One school of thought says they shouldn’t bother. Isn’t a surplus simply money that should have been spent but wasn’t? Take the Learning and Skills Council in its first year. It underspent its budget by 3 per cent and made a surplus of pound;150 million. Couldn’t this money have been spent on students and staff?

Down at the college level, 3 per cent is the target for a clean bill of financial health. If a college runs a surplus at 3 per cent of its income, it is halfway to the coveted grade A status.

Some colleges mention this in their job adverts. To what end? Is this just so the principal can look good or is there something else?

A lecturer I respect told me that it doesn’t matter if the college makes a deficit. “All good organisations make deficits.”

It’s a fair point. Football clubs do it. Theatres are notorious for it.

Even many secondary schools have done it.

Take a step back. There’s a difference. Chelsea Football Club has millionaire backers from Russia. Local authorities pay the bills for schools. Who will bail out your college if it makes repeated deficits and runs out of cash, and at what cost?

Money in the bank is the first step to independence. Is there a point where a college has more than it needs? Definitely. Some charities have reserves that could last them for years if nothing else came in.

The Charity Commission says that two years’ worth of reserves is enough.

Most colleges have much less. Their cash would last them three to six months. Increasingly, they’ll need more to pay for long-term commitments like staff pensions and up-to-date facilities.

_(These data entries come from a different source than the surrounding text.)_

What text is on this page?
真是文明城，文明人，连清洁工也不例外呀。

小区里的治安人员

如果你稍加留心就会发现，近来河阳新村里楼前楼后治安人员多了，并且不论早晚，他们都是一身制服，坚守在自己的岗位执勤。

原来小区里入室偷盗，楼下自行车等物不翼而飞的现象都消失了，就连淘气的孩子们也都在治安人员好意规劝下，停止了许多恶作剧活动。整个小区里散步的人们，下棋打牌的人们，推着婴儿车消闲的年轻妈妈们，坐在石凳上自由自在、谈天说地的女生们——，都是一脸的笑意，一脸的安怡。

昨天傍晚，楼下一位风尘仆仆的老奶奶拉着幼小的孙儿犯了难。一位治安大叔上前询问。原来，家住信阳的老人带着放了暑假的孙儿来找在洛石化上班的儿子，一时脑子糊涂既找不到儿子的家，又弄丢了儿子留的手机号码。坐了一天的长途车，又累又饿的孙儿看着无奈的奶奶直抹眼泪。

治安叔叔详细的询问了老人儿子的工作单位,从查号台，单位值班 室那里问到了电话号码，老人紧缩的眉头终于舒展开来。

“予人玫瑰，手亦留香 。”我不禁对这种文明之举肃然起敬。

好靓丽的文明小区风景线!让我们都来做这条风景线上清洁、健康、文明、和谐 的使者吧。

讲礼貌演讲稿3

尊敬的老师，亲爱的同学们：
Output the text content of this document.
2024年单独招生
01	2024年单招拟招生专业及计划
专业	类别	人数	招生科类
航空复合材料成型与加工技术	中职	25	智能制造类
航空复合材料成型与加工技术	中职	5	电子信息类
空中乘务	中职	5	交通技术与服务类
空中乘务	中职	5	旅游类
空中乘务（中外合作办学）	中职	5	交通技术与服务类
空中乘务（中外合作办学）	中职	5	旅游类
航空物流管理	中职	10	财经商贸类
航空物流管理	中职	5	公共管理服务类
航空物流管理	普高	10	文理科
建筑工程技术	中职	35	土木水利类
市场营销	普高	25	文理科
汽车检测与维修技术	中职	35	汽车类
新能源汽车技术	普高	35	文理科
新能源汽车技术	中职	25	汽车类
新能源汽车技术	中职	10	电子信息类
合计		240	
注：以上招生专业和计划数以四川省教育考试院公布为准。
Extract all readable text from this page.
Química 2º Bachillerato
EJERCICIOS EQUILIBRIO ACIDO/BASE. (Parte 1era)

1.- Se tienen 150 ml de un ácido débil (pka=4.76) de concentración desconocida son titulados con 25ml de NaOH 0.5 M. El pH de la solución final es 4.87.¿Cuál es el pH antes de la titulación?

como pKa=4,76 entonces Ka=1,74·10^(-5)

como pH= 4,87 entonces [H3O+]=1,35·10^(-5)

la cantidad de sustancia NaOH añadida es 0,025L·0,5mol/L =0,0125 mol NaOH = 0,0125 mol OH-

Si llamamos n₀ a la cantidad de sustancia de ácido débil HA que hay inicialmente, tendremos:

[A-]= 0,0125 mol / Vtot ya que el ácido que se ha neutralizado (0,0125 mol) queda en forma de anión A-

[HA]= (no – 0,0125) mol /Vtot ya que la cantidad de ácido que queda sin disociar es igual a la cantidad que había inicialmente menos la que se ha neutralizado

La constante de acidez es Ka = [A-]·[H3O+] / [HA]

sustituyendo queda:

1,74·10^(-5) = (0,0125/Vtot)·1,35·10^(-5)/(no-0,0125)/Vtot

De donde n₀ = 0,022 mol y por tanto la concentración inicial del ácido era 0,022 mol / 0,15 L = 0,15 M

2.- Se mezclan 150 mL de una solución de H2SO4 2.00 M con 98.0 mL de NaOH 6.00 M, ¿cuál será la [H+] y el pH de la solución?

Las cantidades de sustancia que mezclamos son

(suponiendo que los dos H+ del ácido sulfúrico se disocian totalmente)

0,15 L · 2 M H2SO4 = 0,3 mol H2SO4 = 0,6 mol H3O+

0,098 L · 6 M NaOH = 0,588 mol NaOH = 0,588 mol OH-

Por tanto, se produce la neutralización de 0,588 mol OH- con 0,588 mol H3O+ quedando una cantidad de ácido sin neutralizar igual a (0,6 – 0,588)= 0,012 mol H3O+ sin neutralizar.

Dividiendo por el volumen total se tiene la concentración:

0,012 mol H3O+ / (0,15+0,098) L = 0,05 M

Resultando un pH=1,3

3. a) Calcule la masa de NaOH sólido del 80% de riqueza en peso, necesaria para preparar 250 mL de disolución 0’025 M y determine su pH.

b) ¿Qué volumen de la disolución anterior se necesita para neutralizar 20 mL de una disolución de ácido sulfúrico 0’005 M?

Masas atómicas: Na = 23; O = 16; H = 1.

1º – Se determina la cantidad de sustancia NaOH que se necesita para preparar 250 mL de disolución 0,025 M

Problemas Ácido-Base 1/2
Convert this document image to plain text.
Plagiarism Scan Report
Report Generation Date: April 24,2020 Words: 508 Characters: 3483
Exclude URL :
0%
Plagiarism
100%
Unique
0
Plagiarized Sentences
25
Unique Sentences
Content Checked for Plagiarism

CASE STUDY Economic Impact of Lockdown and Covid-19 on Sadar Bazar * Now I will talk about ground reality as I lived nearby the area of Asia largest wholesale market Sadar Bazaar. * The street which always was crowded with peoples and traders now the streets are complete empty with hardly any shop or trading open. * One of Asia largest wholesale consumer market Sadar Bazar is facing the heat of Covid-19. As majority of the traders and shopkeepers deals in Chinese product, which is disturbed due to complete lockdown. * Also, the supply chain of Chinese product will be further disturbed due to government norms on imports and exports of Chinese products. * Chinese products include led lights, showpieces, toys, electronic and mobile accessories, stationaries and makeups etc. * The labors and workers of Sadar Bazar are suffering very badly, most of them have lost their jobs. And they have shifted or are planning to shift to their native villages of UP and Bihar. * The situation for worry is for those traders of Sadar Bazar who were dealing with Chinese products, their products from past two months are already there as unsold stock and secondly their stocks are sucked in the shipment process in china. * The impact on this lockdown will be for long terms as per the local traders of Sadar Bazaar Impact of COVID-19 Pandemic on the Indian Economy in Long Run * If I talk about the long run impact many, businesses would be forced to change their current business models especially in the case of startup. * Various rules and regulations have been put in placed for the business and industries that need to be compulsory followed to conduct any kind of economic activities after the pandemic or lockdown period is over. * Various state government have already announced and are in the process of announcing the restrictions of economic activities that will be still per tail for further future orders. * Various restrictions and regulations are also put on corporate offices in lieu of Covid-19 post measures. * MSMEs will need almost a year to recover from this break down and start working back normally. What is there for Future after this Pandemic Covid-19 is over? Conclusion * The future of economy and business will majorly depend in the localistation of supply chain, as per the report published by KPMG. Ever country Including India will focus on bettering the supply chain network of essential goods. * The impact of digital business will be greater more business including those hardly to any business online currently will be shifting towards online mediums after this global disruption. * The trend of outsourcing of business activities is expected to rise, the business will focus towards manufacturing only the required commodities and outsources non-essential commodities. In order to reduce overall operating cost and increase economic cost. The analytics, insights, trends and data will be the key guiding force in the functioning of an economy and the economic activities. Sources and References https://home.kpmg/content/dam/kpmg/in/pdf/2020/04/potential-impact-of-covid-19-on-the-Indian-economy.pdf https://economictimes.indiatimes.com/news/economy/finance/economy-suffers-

If colleges want to survive to 2020, they will need reserves and they will need to make surpluses.

That brings us back to the LSC’s own surplus. The official reason for this is college under-performance. According to LSC staff, 75 per cent of colleges missed their 2001-2 targets. As a result, the LSC had to take back some of its grant and unexpectedly made a surplus.

The reasons are complex. In curriculum reform 2001-2 was a transition year.

Budgets fell between two funding councils. The then Further Education Funding Council handed out the money. The LSC checked whether it had been spent, using auditors instructed to find mistakes. The auditors were successful.

The LSC used the errors to claim back money. It made a surplus. Many colleges made deficits because they had spent the money on staff a year before they lost the money to the LSC - 2001-2 was a sign of how complex and risky the funding method has become for colleges.

In 2003, there is a heightened state of nervousness surrounding budgets.

College managers know they should be making surpluses but find deficits.

Changes to systems meant that they spent most of 2002-3 in the dark over their performance.

At the end of the year they may find they have missed their targets - retrospectively and because of rules their staff failed to comprehend. More certainty in 2003-4 would help but instead there are more targets. Reform is promised but it will not happen until next year or later.

Surpluses create confidence. Deficits, funding audits and year-end clawback have created fear, uncertainty and doubt. The surpluses made by the LSC in its early years have their mirror image in college budgets.

The impact will be seen in behaviour. As colleges find that their greatest risk is LSC funding they will inevitably take fewer risks in how they deliver government targets. Whether this produces the desired outcomes remains to be seen.